Jan. 14 (Bloomberg) -- The partners in Kazakhstan’s largest oil field will wait for test results due by early February before making a decision on when to resume production.
“The date of the restart of production depends on the required repairs, which can only be assessed once the results of the crack analysis and the results of the PIG inspections are available,” North Caspian Operating Co., the Kashagan field’s operator, said by e-mail today. Both are expected by late January or early February, the company said. PIG refers to a probe used to assess the condition of the pipelines.
The field, where production began in September after being delayed several times from an original target of 2005, was producing about 60,000 barrels a day before a leak stopped output on Oct. 9.

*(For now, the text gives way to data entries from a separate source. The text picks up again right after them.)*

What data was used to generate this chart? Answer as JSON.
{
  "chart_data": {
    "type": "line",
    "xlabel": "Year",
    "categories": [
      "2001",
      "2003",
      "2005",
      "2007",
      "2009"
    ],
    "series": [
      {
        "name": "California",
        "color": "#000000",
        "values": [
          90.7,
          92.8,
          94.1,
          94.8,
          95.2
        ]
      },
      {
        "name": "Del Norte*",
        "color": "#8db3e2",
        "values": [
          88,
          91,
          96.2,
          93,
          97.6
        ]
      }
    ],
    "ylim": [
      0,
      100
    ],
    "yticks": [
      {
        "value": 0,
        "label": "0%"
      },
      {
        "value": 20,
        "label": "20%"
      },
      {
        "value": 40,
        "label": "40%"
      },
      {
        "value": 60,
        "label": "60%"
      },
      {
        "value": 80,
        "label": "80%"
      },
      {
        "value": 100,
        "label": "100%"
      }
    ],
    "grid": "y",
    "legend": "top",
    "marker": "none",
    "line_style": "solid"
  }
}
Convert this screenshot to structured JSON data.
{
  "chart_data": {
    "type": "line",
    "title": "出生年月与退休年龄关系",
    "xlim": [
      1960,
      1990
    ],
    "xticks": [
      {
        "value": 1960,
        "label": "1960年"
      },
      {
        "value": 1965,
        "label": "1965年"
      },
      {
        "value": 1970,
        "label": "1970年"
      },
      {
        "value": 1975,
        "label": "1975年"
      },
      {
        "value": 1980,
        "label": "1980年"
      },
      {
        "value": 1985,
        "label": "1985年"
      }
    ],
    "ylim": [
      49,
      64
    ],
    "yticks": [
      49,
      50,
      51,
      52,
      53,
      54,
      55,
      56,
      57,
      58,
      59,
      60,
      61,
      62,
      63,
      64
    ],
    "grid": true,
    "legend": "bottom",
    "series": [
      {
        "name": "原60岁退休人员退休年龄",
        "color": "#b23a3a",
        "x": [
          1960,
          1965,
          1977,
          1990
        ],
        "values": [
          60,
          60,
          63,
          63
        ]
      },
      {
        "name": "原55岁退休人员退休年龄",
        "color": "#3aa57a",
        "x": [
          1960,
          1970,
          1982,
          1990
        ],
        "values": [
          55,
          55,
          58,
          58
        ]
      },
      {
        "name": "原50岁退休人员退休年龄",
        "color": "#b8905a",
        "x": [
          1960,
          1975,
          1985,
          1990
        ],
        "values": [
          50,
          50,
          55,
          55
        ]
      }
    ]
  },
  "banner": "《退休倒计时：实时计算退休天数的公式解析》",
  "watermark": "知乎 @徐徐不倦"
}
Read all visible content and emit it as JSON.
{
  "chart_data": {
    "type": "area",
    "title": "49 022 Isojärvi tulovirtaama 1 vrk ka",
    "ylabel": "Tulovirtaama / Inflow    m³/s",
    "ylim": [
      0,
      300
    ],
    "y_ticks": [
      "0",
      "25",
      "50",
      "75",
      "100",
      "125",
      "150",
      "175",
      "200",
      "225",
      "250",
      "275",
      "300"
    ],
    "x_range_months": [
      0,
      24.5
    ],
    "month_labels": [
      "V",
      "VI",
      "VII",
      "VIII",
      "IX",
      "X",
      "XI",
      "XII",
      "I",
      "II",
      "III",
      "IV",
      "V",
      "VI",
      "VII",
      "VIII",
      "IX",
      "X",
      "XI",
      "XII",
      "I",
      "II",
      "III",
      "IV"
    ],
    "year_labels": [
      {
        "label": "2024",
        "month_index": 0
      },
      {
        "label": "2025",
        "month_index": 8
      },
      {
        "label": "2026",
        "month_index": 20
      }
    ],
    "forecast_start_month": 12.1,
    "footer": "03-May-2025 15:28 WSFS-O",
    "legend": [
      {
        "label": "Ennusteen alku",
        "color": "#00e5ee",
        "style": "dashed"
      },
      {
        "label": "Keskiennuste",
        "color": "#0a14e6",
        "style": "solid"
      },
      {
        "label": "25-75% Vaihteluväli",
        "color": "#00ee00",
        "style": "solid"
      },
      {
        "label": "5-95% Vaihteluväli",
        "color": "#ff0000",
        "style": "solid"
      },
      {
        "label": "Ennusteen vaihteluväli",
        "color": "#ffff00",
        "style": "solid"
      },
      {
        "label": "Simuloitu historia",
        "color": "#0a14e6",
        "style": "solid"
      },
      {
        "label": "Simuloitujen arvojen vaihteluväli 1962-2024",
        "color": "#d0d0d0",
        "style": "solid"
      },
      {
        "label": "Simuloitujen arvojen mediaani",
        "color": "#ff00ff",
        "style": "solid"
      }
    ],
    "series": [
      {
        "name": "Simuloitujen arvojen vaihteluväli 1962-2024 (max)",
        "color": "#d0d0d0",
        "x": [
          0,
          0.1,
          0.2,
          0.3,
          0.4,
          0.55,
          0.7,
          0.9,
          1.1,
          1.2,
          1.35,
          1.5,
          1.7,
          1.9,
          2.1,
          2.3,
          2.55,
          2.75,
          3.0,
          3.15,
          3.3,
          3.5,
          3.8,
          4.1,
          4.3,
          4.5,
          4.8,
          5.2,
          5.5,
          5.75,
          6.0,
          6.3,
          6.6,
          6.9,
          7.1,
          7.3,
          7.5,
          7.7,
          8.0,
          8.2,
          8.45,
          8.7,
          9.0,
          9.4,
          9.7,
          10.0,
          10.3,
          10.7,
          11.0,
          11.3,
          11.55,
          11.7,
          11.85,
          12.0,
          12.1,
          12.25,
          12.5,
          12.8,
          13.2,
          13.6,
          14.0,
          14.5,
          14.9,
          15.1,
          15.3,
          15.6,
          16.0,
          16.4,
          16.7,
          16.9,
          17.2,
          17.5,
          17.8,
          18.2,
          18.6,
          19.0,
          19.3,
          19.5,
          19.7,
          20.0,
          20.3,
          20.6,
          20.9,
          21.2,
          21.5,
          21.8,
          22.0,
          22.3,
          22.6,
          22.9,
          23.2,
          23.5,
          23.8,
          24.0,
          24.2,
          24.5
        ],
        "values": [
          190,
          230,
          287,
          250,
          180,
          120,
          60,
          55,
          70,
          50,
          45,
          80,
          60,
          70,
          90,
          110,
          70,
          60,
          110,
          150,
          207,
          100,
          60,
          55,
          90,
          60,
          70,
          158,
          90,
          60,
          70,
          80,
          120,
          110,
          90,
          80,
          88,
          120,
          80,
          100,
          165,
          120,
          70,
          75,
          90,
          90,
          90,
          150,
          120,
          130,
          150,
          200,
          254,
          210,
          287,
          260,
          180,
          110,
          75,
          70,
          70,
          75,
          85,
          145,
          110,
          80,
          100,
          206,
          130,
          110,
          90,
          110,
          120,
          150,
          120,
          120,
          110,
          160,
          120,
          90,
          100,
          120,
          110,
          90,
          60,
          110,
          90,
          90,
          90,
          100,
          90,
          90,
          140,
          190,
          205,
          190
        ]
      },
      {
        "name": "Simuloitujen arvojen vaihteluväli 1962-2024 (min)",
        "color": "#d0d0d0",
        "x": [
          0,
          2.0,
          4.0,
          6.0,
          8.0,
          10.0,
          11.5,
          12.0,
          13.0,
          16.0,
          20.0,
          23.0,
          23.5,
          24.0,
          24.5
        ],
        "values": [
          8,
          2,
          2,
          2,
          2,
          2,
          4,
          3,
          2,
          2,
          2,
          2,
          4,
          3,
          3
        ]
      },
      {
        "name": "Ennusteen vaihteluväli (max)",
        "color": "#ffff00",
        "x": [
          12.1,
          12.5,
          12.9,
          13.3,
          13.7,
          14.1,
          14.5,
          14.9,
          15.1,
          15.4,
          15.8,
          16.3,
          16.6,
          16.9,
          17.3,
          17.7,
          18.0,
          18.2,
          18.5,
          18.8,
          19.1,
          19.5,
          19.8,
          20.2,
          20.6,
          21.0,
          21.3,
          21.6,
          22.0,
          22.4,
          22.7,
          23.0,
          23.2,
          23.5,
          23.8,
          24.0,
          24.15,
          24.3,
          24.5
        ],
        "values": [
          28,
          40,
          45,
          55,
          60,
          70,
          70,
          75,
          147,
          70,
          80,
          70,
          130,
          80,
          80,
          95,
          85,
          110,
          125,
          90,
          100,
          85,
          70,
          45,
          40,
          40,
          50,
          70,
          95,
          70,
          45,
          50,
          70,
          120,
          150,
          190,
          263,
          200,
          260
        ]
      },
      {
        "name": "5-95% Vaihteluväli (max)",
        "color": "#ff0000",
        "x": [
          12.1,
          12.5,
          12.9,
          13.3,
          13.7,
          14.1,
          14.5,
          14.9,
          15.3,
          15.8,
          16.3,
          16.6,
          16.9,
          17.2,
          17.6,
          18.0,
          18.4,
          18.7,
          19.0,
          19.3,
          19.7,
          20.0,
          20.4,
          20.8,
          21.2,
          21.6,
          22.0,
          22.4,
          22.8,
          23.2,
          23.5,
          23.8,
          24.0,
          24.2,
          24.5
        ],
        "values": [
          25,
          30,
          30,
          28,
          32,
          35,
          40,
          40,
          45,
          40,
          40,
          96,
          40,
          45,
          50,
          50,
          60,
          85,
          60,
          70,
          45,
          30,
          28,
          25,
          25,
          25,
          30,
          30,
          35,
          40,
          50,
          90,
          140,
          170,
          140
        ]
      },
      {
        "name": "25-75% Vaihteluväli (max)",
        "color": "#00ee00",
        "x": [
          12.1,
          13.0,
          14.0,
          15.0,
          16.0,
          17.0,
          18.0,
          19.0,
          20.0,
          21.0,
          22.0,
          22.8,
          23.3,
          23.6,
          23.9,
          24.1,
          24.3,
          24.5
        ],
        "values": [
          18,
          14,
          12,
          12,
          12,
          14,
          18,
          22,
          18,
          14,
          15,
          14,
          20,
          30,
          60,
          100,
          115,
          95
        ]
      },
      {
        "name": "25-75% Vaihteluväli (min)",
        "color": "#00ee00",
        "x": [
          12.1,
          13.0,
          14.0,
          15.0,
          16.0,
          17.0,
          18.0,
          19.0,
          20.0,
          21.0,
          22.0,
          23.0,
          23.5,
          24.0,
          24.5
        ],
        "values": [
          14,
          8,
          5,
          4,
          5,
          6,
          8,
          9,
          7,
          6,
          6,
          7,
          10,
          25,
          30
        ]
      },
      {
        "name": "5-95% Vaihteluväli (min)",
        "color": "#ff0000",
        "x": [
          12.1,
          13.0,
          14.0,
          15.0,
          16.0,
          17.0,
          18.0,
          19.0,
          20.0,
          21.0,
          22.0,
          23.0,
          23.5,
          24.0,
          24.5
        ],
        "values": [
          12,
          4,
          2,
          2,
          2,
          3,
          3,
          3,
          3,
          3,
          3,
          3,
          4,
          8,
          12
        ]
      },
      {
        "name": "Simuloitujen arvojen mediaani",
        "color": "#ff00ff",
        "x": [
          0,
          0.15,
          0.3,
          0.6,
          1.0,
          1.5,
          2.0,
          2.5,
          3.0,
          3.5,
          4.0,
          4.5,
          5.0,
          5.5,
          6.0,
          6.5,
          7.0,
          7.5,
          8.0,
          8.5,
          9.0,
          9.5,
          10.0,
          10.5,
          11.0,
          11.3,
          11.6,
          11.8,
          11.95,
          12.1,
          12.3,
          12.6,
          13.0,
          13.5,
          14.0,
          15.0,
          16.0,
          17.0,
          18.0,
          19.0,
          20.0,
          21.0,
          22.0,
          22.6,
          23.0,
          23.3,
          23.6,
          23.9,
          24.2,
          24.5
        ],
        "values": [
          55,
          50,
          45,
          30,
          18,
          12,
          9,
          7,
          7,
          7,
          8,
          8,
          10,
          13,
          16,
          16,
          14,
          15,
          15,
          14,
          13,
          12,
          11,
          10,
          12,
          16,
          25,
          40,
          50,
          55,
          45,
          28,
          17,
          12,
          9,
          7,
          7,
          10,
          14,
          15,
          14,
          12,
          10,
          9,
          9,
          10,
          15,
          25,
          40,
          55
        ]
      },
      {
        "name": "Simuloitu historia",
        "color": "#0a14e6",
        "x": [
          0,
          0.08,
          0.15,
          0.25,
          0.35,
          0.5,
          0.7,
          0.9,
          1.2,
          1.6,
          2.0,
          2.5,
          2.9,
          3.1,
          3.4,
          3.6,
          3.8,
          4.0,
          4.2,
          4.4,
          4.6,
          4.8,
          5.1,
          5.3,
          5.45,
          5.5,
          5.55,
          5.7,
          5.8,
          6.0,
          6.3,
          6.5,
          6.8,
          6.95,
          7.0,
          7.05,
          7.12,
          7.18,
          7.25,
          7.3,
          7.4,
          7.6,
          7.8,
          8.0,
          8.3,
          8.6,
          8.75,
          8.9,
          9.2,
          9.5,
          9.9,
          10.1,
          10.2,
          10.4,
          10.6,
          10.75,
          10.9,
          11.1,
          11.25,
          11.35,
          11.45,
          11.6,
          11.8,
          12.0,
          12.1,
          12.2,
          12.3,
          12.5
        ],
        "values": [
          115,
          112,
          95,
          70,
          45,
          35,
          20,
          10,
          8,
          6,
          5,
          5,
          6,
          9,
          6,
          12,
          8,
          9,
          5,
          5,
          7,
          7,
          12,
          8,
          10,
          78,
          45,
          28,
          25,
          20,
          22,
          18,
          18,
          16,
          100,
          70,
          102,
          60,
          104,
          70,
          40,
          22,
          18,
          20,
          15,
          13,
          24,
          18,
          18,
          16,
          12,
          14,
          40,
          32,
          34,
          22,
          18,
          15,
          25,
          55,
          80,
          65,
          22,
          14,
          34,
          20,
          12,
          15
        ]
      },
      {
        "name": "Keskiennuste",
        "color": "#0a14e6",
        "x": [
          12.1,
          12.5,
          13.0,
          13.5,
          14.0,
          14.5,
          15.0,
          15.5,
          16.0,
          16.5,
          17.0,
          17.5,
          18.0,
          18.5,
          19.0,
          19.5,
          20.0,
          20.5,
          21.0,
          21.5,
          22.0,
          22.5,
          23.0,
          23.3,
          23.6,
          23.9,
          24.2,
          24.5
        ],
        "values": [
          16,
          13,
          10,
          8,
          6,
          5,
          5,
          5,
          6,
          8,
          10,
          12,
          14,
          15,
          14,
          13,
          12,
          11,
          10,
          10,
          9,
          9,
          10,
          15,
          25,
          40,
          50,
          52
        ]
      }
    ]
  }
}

The cost of developing Kashagan doubled from earlier estimates to $48 billion as oil companies drilled from a man-made island to unlock crude in a pressurized reservoir with a high concentration of poisonous sour gas.
NCOC said the inspection of the 90-kilometers (56-miles) long gas pipeline have been completed and the data is being interpreted.
During the inspections a limited presence of diesel was detected and the section of the oil pipeline was isolated and excavated, confirming the presence of a seep in the area of a weld, NCOC said.
The oil pipeline from D Island to the Bolashak onshore processing plant is currently being inspected by a PIG and the findings are expected in one month’s time, NCOC said.
Exxon Mobil Corp., Royal Dutch Shell Plc, Total SA and Eni SpA each hold 16.81 percent in the project. Japan’s Inpex Corp. owns 7.56 percent. State-owned KazMunaiGaz National Co. retains 16.88 percent. China National Petroleum Corp. bought an 8.33 stake percent in September.